Wo si aber dobe i de Chuchi
sind, nimmt Bürgi ires Hämpfeli Strau, rüert s
is Füür und säit:
„Guet Nacht am Sächsi. Aso wänn
die Hèèrdlütli zur Tauffi nüüt besser z schänke wüsset, so chönnt si da Strau
au grad phalte.“ D Ursi aber hed, wie s d Zwèèrgemueter ine gròòte hed, ires
Strau süüferli i irem Tischtruckli versoorgt.
Wie iez die zwöi drufabe ire
schöne Chläider wider abziend, isch de Bürgi äismòòl öppis uf de Chuchibode
gheit, und wie si nòòlueget find si uf em Bode es löötigs, luuters Goldstückli.

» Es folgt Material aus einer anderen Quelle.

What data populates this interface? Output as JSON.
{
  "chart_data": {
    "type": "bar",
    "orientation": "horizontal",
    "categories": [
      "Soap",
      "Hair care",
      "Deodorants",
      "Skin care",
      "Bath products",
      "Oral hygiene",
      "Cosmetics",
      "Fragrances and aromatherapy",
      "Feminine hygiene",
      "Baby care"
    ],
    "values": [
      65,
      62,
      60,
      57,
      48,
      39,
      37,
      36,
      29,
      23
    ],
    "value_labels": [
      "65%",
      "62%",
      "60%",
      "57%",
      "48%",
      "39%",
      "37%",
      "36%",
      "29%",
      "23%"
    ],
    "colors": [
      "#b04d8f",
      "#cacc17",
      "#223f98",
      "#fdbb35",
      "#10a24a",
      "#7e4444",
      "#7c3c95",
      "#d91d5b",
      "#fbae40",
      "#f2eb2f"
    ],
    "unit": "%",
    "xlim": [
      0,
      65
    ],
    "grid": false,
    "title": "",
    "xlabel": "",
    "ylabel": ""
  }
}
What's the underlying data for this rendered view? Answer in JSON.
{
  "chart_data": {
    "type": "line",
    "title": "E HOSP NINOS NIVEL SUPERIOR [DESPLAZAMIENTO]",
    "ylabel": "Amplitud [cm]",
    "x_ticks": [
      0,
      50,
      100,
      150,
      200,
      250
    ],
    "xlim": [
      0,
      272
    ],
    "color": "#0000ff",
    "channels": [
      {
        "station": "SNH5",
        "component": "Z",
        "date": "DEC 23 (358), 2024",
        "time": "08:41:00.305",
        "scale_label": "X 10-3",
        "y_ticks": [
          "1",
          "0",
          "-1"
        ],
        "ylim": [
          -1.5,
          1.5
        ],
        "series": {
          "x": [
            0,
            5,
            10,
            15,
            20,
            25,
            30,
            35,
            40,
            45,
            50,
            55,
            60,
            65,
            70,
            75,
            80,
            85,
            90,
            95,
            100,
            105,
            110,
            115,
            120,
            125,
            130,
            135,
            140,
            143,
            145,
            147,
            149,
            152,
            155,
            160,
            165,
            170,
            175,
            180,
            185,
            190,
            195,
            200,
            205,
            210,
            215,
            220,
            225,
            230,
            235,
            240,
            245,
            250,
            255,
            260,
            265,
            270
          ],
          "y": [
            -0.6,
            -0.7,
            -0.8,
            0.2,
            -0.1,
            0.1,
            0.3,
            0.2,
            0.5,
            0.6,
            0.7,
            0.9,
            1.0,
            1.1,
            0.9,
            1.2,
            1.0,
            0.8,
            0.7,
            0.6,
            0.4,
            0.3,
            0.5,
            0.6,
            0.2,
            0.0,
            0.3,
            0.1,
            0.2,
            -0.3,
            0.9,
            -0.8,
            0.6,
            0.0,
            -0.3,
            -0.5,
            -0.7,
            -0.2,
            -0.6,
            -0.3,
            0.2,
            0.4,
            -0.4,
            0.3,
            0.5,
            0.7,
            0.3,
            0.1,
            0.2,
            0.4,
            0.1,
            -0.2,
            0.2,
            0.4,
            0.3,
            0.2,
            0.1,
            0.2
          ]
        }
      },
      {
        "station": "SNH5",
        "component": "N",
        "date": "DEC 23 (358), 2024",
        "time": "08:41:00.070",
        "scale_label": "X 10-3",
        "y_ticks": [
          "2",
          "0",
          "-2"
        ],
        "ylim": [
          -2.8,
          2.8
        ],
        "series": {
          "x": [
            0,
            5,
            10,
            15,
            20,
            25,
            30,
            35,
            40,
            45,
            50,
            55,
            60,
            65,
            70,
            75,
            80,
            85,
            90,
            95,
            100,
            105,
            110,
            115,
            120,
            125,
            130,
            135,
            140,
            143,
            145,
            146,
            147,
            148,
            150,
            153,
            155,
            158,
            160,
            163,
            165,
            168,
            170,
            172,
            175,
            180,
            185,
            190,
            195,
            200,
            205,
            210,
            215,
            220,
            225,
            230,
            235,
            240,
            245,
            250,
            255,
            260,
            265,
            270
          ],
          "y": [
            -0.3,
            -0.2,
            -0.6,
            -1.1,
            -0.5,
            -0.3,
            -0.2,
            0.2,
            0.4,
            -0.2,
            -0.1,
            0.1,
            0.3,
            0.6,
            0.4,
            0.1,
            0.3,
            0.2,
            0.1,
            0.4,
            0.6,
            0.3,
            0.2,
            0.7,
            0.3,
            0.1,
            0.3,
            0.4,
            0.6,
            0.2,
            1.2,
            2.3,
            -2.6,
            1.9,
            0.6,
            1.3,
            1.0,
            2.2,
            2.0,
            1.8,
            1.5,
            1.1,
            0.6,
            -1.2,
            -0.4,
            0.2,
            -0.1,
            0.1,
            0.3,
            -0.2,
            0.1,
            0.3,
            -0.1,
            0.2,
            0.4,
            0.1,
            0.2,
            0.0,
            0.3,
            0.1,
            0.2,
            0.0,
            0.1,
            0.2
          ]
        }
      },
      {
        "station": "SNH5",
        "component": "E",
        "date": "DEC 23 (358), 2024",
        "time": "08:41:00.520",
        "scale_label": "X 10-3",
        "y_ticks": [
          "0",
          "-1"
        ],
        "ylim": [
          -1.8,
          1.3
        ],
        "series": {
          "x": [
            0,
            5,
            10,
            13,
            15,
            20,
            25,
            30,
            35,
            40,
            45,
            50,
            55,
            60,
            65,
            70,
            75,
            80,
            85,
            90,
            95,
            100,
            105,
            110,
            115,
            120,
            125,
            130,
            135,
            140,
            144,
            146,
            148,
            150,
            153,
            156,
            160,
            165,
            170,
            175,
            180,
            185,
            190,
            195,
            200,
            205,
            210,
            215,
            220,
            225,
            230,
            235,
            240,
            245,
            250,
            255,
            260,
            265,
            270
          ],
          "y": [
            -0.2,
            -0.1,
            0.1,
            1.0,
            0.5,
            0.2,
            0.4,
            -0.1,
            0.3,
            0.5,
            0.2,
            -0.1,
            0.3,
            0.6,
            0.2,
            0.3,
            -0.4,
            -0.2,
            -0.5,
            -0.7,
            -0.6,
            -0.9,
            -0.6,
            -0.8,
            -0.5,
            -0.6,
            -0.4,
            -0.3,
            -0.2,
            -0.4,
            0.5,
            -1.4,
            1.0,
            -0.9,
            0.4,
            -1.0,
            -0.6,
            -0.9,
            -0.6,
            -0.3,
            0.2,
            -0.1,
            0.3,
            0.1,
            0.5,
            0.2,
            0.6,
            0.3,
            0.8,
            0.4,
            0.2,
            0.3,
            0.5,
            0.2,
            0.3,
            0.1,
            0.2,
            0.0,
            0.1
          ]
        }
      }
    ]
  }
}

„Das isch gwüss s Strau vo de Zwèèrgemueter“, hed d Ursi gsäit, isch gschnell
zu irem Tischtruckli grännt und wo si d Schublaade uufspeert, hed si drininne
en groosse Schatz gfunde.
E dèèwèèg isch us dere arme
Magd uf äinisch e rychs Mäitli worde, und es hed ghüròòtet und irer Läbtig lang
käi Noot me müesse lyde; d Bürgi aber hed chönne am lèère Tuume suuge.
Jürg Steigmeier
Quellen:
Das Leben am seidenen Faden,
Deutsche Märchen seit Grimm, Diederichs, Jena 1919
Die Erdleute bei Oberhof,
Schweizersagen aus dem Aargau, Edition Olms, E. L. Rochholz S. 268
Das Leben am seidenen Faden
Zwei Schnittermädchen waren
in der Ernte zusammen in den Feldern. Plötzlich schrie das eine: Ursi (Ursula),
schau diese mächtig grosse Kröte! Soll ich ihr eines mit der Sichel geben?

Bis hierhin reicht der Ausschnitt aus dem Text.